Most television documentary series simply follow the prefabricated narrative already entrenched in our collective memories, so why not do something more interesting and unexpected and enlightening? To be fair, the first and fifth innings did just that. Quirky personalities and idiosyncrasies are celebrated, humor plays a central role, and there's real poetry in the words and images. But the lingering images and stories are inevitably those of the latter innings, still fresh in the memory, and still stinking of sentimentality and sensationalist journalism. Hardly any players and no ordinary fans are interviewed. And in the 10th inning especially, we learn jack shit from the fatherly blatherings of some wealthy white BoSox columnist yacking on about Yawky Way providing an emotional bond between him and his pug-nosed son. Are we supposed to swallow this horse shit as if it means something to the rest of us?


Aw, I'm sounding like a sour old man. The series is definitely worth watching. But the series must go on, if only to redeem it from falling into a kind of hokey purity where the cursing and fun have vanished, replaced by stuffy old stiffs whose seriousness about scandals is just plain laughable, man. And enough with the goddamn national anthem already! Only the 8th inning, which starts with the infamous Hendrix recording from Woodstock, has any value after the first inning's predictable opening of blaring and honking horns playing the star spangled banner. Jimi's version shimmers as it always has; an epic departure from the status quo -- much like the social life and the style of baseball in the 60's and early 70's -- which were introspective and critical of stolid American institutions, and therefore insightful and provocative, paralleling the electrifying and truncated careers of players like Clemente and Koufax and Curt Flood. Disappointingly, these are the only three players discussed in any depth from this era, which otherwise is brushed over in favor of continual fawning over the dynasty teams.





It would've been more becoming of a PBS documentary to provide some insight into the smaller market teams, unsung players, and eccentric baseball cultures across America. Or to examine in depth one of the most amazing phenomenons in baseball history: Shadow Ball.
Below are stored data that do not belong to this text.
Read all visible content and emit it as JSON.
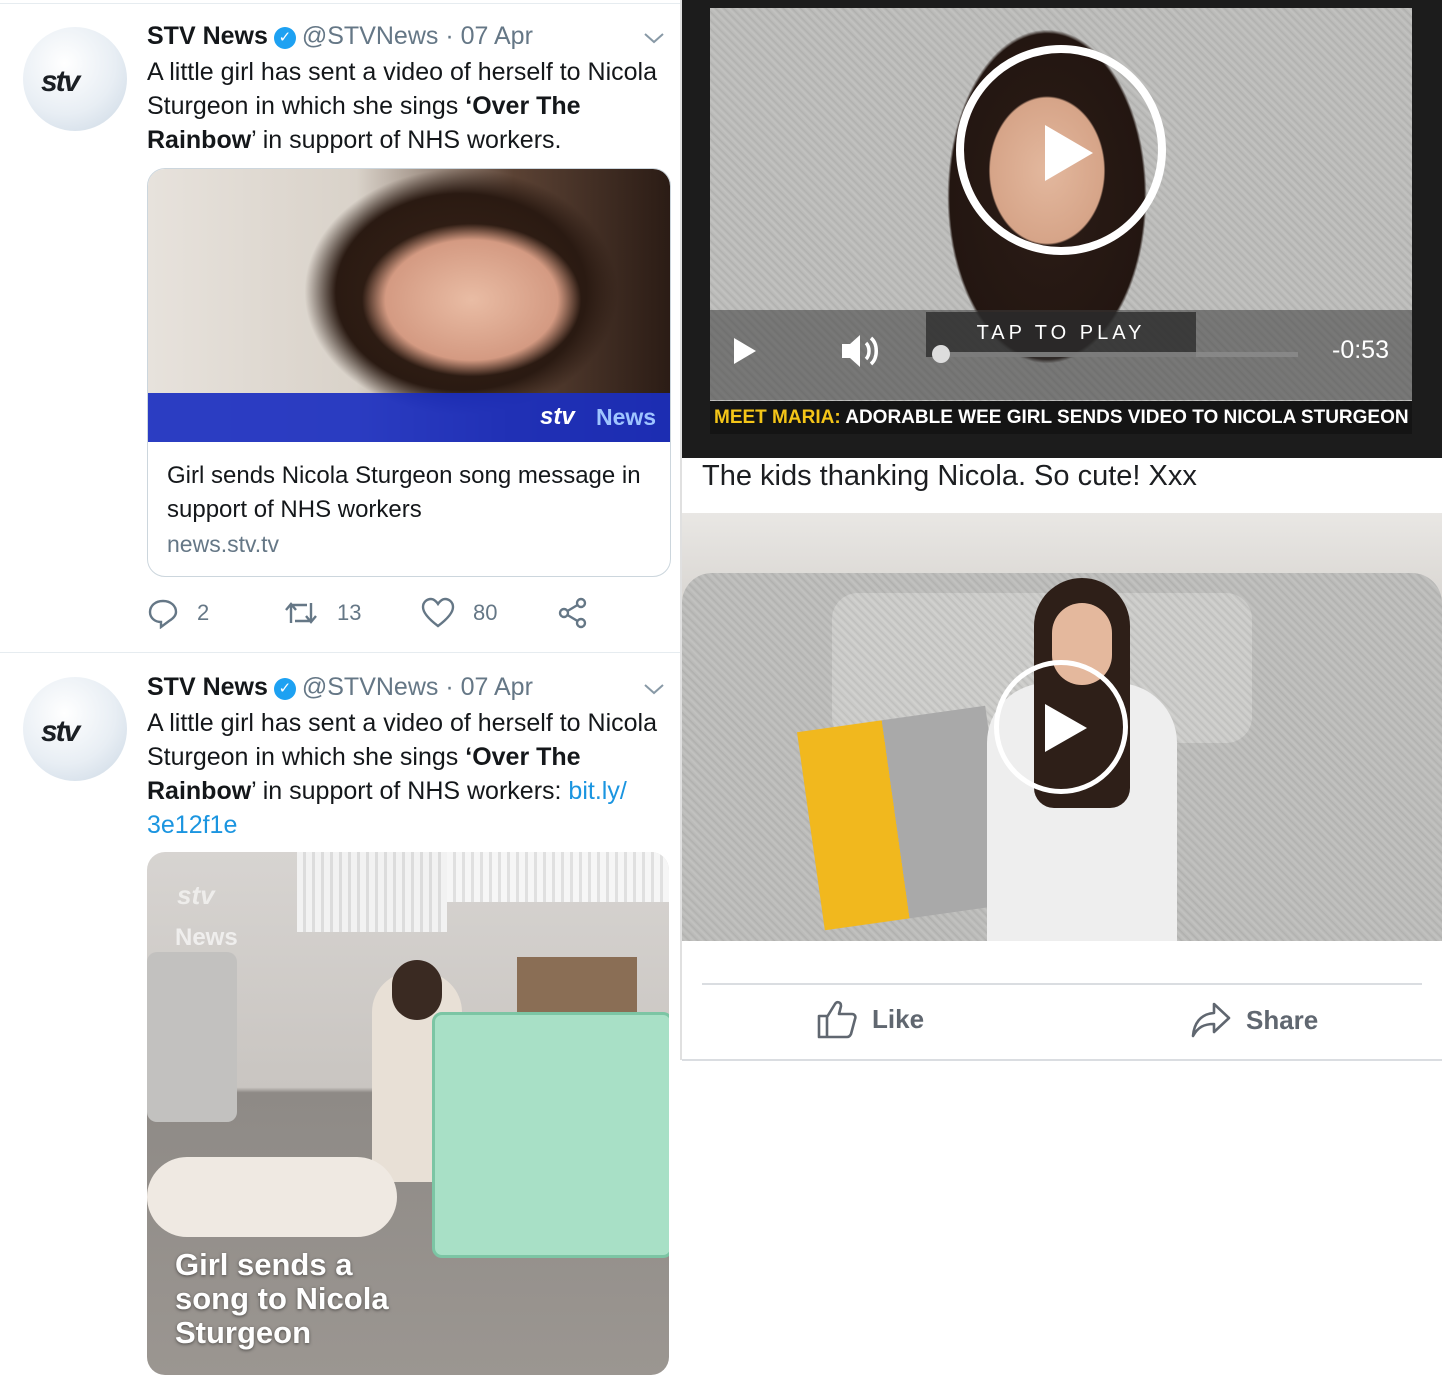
{
  "tweets": [
    {
      "author": "STV News",
      "handle": "@STVNews",
      "date": "· 07 Apr",
      "text_pre": "A little girl has sent a video of herself to Nicola Sturgeon in which she sings ",
      "text_bold": "‘Over The Rainbow",
      "text_post": "’ in support of NHS workers.",
      "card": {
        "brand": "News",
        "title": "Girl sends Nicola Sturgeon song message in support of NHS workers",
        "domain": "news.stv.tv"
      },
      "actions": {
        "replies": "2",
        "retweets": "13",
        "likes": "80"
      }
    },
    {
      "author": "STV News",
      "handle": "@STVNews",
      "date": "· 07 Apr",
      "text_pre": "A little girl has sent a video of herself to Nicola Sturgeon in which she sings ",
      "text_bold": "‘Over The Rainbow",
      "text_post": "’ in support of NHS workers: ",
      "link_a": "bit.ly/",
      "link_b": "3e12f1e",
      "media": {
        "brand": "News",
        "caption_1": "Girl sends a",
        "caption_2": "song to Nicola",
        "caption_3": "Sturgeon"
      }
    }
  ],
  "fb": {
    "video1": {
      "tap_label": "TAP TO PLAY",
      "time": "-0:53",
      "banner_prefix": "MEET MARIA:",
      "banner_text": "ADORABLE WEE GIRL SENDS VIDEO TO NICOLA STURGEON"
    },
    "post_text": "The kids thanking Nicola. So cute! Xxx",
    "like_label": "Like",
    "share_label": "Share"
  },
  "colors": {
    "twitter_blue": "#1da1f2",
    "link": "#1b95e0",
    "stv_band": "#1b2fc0",
    "banner_yellow": "#f4c518"
  }
}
The superficial treatment of such a complex practice didn't do it justice. In the tenth inning, nobody even comments on baseball finally coming to the great city of Denver and all the unique things about the Rockies playing mile high baseball, and how it has changed the game (statistical controversy, the humidor, etc.) Moreover, baseball isn't just "our game" as Burns and co. posit -- it is also the national sport in several other places around the world; the national teams of which usually kick the shit out of "our" boys. Cuba and S. Korea aren't even mentioned, and what little is said of Japanese or Caribbean hardball is of only passing interest to the director.


On that note, I just sent my dad a copy of "21" - the recently published graphic novel about Roberto Clemente, his favorite player. The text might not be great, but the illustrations provoke the imagination to wonder what he looked like playing with such exuberance in real life. And I'm finishing my copy of "A Zen Way of Baseball" by Sadaharu Oh tonight and will try to write a piece about it. Not familiar with the world's leading home run hitter of all-time? Not surprising; Burns and the gang fail to even mention his name once.